Assessing potential environmental and economic downsides
From an environmental perspective, researchers in these pilot projects have focused on assessing the potential negative impacts of sulfate loading. Approximately 18% of gypsum is comprised of sulfur, and its application to fields poses the threat of excess sulfate loading to lakes and groundwater.
Because sulfate is relatively abundant in seawater, it presents less of a risk to coastal drainage areas. In freshwater lakes, however, water with leached sulfate can increase phosphorus release from bottom sediments, thereby exacerbating eutrophication, the excessive richness of nutrients that triggers excessive plant growth in bodies of water. As a precaution, Finnish researchers do not recommend applying gypsum in lake drainage basins, or in groundwater recharge areas. Studies are not showing this to be a major concern to date, but it remains an area of active research.
“If coastal catchments in Sweden, Denmark and Poland adopt the practice, total annual phosphorus loads could plummet by 2,000 tonnes.”
Further research is also needed to evaluate the yet unknown, long-term effects of intensive gypsum application. Some scientists see this practice as a rapid way to reduce excessive phosphorus run-off in the short term. However, the long-term goal remains finding a more sustainable way to reduce soil phosphorus by decreasing the use of phosphorus fertilizer wherever it is agronomically feasible to do so. For this, development is underway for various ecotechnologies to reduce, recover and recycle carbon and nutrients (see e.g. https://mmm.fi/en/recyclenutrients). The BONUS RETURN project is part of this effort to analyse promising ecotechnologies through systematic literature reviews, watershed modelling, serious game systems and testbeds.
From an economic policy perspective, excitement generated by the early success of gypsum application warrants caution to avoid the potential of policy “lock-in” – whereby a singular, national focus on gypsum could hamper uptake of other viable ecotechnologies and approaches. This phenomenon is considered to be a major factor limiting the acceptance and implementation of single ecotechnologies.

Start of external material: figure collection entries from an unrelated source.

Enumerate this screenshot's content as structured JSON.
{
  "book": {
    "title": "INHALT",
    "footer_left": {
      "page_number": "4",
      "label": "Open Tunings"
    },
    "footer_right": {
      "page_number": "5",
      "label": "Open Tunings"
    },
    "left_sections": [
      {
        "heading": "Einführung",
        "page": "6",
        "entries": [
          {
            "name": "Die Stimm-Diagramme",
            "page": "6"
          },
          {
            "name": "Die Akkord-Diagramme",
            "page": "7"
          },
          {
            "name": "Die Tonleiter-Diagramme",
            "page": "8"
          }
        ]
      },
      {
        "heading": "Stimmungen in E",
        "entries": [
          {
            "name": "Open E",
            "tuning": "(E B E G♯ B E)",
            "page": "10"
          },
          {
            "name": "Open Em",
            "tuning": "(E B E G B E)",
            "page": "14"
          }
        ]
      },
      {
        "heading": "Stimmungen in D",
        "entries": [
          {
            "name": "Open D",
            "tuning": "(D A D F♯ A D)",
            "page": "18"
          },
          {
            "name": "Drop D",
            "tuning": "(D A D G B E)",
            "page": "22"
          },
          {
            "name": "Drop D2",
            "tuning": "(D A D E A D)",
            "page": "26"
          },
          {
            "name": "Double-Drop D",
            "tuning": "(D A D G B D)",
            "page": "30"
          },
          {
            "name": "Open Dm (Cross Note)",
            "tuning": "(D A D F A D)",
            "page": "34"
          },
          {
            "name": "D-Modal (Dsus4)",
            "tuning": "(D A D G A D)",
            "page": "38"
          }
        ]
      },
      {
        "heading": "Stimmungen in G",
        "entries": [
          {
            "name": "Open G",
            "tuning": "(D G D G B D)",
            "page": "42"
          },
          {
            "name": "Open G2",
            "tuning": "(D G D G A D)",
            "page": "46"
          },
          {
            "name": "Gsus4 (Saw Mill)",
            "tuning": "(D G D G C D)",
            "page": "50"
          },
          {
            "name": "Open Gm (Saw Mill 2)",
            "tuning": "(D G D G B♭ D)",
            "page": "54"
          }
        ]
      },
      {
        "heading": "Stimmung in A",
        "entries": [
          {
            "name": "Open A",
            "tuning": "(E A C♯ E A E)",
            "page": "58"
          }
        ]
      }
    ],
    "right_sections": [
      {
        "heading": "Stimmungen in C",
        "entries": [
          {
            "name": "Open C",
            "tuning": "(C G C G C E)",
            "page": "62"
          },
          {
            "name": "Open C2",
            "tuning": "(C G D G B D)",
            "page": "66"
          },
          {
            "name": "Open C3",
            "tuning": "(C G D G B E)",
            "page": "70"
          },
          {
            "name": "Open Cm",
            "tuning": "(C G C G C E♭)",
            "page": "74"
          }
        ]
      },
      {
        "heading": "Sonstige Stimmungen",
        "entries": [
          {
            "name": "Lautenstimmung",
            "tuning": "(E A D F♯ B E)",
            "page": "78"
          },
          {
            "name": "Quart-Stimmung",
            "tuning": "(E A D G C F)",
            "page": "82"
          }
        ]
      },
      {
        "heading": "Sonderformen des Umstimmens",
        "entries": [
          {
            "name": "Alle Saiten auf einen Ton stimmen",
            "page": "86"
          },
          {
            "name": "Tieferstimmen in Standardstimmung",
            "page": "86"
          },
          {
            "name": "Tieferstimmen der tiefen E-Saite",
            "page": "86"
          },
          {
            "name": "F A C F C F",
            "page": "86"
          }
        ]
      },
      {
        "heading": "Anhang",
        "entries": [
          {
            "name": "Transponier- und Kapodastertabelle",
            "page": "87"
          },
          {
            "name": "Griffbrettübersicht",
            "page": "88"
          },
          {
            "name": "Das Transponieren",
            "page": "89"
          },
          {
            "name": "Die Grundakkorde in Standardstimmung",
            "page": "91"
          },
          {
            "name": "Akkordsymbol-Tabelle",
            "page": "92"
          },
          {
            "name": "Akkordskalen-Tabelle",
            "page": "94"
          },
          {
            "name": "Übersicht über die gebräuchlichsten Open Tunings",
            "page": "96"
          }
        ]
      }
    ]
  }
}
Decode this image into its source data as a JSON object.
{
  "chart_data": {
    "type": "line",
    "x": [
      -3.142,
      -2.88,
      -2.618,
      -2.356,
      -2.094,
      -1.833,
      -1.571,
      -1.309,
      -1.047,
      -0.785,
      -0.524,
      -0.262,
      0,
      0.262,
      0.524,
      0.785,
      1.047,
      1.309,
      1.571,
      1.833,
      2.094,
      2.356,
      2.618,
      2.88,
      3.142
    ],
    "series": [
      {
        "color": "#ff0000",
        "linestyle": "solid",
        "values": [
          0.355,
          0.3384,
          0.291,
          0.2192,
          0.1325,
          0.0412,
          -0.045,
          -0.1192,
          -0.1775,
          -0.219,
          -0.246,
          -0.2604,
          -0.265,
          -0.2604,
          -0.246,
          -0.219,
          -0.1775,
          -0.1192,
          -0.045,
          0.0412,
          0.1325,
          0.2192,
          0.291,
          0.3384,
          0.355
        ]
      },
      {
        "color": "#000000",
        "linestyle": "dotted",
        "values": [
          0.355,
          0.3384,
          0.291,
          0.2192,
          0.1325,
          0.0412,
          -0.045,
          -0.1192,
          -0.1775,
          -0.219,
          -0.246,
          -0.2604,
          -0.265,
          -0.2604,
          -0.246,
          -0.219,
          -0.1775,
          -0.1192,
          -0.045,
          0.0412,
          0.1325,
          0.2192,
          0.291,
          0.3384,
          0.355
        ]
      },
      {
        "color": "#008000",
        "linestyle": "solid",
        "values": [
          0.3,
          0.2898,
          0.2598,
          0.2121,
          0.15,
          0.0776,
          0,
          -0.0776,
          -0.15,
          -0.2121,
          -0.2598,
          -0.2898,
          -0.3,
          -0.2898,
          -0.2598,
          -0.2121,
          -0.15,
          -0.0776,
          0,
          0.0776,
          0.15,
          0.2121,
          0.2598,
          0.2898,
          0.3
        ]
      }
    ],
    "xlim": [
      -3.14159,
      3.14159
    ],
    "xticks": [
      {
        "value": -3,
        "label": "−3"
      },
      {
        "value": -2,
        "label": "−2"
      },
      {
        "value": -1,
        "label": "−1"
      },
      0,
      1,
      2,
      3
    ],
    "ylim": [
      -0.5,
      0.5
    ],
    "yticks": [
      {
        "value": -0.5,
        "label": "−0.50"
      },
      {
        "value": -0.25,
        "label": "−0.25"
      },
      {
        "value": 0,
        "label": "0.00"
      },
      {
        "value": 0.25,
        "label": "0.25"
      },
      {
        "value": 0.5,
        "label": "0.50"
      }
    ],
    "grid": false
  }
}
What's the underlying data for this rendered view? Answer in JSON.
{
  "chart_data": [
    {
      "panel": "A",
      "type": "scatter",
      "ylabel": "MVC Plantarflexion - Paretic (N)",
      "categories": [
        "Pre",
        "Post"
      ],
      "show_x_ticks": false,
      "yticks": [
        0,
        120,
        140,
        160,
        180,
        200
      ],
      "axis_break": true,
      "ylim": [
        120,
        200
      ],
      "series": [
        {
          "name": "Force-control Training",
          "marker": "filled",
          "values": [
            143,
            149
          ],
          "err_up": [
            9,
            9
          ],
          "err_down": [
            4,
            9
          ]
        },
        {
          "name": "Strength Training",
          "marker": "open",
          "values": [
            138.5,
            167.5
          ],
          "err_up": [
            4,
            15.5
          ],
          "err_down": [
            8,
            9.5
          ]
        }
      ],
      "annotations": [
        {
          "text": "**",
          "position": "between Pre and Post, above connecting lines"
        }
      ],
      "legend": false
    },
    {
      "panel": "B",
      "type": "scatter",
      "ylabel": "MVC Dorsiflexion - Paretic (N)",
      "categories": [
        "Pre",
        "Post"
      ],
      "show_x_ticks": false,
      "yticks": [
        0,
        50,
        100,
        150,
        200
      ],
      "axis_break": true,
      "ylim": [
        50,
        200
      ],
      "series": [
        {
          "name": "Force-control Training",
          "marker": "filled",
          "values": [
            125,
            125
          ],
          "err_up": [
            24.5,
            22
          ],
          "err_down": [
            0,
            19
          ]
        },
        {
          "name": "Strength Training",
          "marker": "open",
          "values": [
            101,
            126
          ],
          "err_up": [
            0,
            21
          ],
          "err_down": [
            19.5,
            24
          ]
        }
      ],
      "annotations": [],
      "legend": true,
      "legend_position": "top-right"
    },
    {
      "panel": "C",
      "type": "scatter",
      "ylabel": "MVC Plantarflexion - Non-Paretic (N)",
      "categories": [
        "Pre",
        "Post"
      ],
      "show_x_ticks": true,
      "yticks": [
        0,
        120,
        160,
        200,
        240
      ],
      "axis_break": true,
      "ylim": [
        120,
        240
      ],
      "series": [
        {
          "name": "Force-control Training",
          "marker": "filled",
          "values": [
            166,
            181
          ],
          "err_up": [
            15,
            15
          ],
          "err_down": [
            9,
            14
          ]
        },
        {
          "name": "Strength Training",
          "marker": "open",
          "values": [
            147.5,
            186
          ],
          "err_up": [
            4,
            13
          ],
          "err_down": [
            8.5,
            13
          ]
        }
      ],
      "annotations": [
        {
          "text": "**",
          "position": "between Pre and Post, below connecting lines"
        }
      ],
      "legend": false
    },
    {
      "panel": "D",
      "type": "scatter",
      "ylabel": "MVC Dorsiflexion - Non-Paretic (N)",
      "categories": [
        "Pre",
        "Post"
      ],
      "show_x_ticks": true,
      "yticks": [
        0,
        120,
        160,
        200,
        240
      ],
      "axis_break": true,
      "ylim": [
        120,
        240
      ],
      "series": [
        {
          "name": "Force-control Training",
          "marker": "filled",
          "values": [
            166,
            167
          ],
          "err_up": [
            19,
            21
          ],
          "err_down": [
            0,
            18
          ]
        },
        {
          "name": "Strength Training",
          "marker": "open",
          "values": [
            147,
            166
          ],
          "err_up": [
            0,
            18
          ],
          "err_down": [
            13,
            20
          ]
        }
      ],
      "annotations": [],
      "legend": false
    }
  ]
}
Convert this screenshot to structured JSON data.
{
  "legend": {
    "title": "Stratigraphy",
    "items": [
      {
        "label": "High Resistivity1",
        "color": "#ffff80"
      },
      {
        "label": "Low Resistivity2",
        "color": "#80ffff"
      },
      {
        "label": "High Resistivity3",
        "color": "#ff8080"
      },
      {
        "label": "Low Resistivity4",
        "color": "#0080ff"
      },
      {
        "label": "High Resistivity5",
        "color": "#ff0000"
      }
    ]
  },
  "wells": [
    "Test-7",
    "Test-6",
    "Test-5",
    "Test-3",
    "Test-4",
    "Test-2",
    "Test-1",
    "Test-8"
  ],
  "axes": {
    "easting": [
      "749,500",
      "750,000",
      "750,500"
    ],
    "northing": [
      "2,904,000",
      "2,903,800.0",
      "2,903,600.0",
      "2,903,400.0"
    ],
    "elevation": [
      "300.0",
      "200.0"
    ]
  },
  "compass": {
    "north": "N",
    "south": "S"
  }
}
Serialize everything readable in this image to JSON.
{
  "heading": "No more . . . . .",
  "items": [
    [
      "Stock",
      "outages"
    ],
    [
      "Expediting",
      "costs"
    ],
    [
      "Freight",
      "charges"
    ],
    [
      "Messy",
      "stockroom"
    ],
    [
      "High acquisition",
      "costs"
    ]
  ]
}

BONUS RETURN explored ecotechnologies to reduce, recycle and reuse the biomaterials of wastewater and agriculture in the Fyrisån (Sweden), Vantaanjoki (Finland), and Slupia (Poland) river basins. The Vantaanjoki case study shows that gypsum offers one way to address Baltic Sea eutrophication problems. This brief highlights the potential for upscaling gypsum use in the Baltic Sea Region as a promising component of Baltic Sea protection actions.
Project SAVE, the River Vantaanjoki project, and NutriTrade, a project of the European Union’s Interreg Central Baltic Programme, offer the following policy recommendations for further action to assess and encourage implementation of gypsum soil amendment across the Baltic region:
- Development of a national plan to implement the use of gypsum in the coastal areas of Southern Finland, and to include gypsum in the national Finnish agricultural support scheme.
- Provision of government agricultural subsidies to cover the costs farmers face in using gypsum soil amendment.
- Amendment of the EU Common Agricultural Policy (CAP) and HELCOM recommendations to promote gypsum application in the Baltic Sea catchments. The currently scheduled CAP reform for 2021 is a particularly important opportunity.
- Additional research on the economic, environmental and societal benefits of gypsum in countries outside of Finland.
This series of three briefs describes real-world examples of policies or programmes intended to accelerate implementation of ecotechnologies that reduce nutrient losses, and encourage nutrient reuse in the three BONUS RETURN case study basins: Fyrisån (Sweden), Vantaanjoki (Finland) and Słupia (Poland).